Avoid placing a box near a loud appliance, like a washing machine or an air conditioning unit. The sound can cause anxiety. Items that give off heat, like a furnace or a clothes dryer, may make your cat uncomfortable while also amplifying the smell of the waste. Sound, heat, and smell can all result in your cat avoiding the litter box and using an inappropriate location to relieve herself.
Keep your cat's litter box accessible. If it's in a room with a door, use a door stop to both keep it open and prevent your cat from accidentally (or purposely?) closing herself inside the room. If you leave your cat in a particular room when you have company or when you go out, be sure she has a litter box there, even if you don't normally keep one in that room.
Avoid putting the litter box near her water and food bowls. The odor from the box could affect her eating and drinking.
Whether you have one or multiple cats, do not place litter boxes next to each other. You may find that your cat won't use either box if one is dirty. Your cat will see the side-by-side boxes as one large litter box and avoid it until it's clean.
Find the best location for your cat's litter box by observing your cat's habits. Where does she like to spend a lot of her time? Putting the box nearby that area is ideal, as long as it isn't the middle of your living room.
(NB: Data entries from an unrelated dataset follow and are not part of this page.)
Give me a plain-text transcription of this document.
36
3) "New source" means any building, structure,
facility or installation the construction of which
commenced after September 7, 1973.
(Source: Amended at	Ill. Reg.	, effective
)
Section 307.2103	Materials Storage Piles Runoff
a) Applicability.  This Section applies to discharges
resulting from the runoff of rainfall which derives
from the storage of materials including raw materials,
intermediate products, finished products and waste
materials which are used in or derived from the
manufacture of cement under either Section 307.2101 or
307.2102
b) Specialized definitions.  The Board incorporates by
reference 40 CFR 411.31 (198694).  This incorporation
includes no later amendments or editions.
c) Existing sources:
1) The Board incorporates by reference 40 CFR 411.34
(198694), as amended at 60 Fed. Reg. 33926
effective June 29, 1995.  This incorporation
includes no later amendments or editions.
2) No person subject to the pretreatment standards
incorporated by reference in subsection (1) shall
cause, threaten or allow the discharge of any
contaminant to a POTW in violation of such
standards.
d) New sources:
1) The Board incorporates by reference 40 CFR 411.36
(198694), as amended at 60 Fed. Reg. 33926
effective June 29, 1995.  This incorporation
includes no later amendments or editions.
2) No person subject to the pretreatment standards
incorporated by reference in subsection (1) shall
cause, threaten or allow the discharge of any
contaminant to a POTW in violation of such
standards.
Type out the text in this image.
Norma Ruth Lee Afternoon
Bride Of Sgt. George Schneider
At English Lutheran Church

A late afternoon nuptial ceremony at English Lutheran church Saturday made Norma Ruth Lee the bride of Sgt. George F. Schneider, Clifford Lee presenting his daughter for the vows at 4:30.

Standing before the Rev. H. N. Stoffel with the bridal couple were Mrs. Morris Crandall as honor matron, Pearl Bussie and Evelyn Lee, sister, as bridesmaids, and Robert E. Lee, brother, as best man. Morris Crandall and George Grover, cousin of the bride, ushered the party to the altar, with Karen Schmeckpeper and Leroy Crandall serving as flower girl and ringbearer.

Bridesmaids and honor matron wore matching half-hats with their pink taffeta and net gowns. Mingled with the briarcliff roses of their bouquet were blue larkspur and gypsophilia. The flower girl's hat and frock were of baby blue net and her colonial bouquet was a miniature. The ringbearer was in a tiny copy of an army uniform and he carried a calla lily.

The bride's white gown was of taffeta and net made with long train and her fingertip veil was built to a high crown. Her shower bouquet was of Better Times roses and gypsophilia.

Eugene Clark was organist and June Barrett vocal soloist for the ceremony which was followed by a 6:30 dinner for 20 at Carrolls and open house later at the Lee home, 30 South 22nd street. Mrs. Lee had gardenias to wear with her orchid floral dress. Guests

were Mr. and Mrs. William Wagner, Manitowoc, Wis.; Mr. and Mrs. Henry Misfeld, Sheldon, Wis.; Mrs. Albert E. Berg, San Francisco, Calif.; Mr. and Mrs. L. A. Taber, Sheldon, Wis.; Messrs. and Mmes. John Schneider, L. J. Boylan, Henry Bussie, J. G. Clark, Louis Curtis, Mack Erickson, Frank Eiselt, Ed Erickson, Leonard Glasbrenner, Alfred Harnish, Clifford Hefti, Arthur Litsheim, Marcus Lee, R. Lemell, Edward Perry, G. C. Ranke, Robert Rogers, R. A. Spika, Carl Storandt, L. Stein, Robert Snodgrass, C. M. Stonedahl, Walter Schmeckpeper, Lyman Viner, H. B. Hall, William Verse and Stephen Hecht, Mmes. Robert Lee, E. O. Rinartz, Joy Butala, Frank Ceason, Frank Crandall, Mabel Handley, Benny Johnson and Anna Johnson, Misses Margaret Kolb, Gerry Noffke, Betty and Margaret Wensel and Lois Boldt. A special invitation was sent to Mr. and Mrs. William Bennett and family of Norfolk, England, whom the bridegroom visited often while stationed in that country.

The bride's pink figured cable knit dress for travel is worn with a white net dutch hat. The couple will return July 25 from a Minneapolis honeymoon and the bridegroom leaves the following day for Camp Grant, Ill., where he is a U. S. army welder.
If you do have multiple cats, it's best to put their litter boxes a good distance away from each other. Some cats are territorial about their boxes and could guard the area, preventing your other cats from using their own boxes if they're close together. Even if your cats get along otherwise, one or more may be inclined to bully another when it comes to using their bathroom. Sufficient distance between each box means they can't cover them all at once!
Distance between your cats' litter boxes also provides privacy for them while eliminating. Unlike dogs who are pack animals, cats like to be alone sometimes, and litter boxes can serve as a welcome place to escape.
Size Does Matter
Even if you're diligent about cleaning your cat's litter box each day, larger boxes are still preferable for most cats. The more surface area for your cat to walk around on, the more likely she is to consistently use it.
Covered litter boxes are appealing to humans because it hides the mess inside and cuts down on the amount of litter dust that is released into the room. Some cats may even like the extra privacy. If you have a larger cat, though, she may find it difficult to maneuver within the box.
According to the ASPCA, one to two inches of cat litter is the preferred amount. Cats react better to shallow layers of litter, so avoid overfilling the box. Use a box that's easy to enter. Your cat shouldn't have to jump to get into her litter box. The ASPCA suggests a shallow plastic storage bin if you want a low-cost litter box alternative.
If you have a cat who still has problems using her litter box, despite having at least two options in the home, you should call your veterinarian. Several medical conditions can cause inappropriate elimination in cats. When you've ruled out issues such as location and accessibility, an aversion to the box itself or the type of litter you're using, and bullying from another cat in the home, it's time to confirm there isn't an underlying physical problem.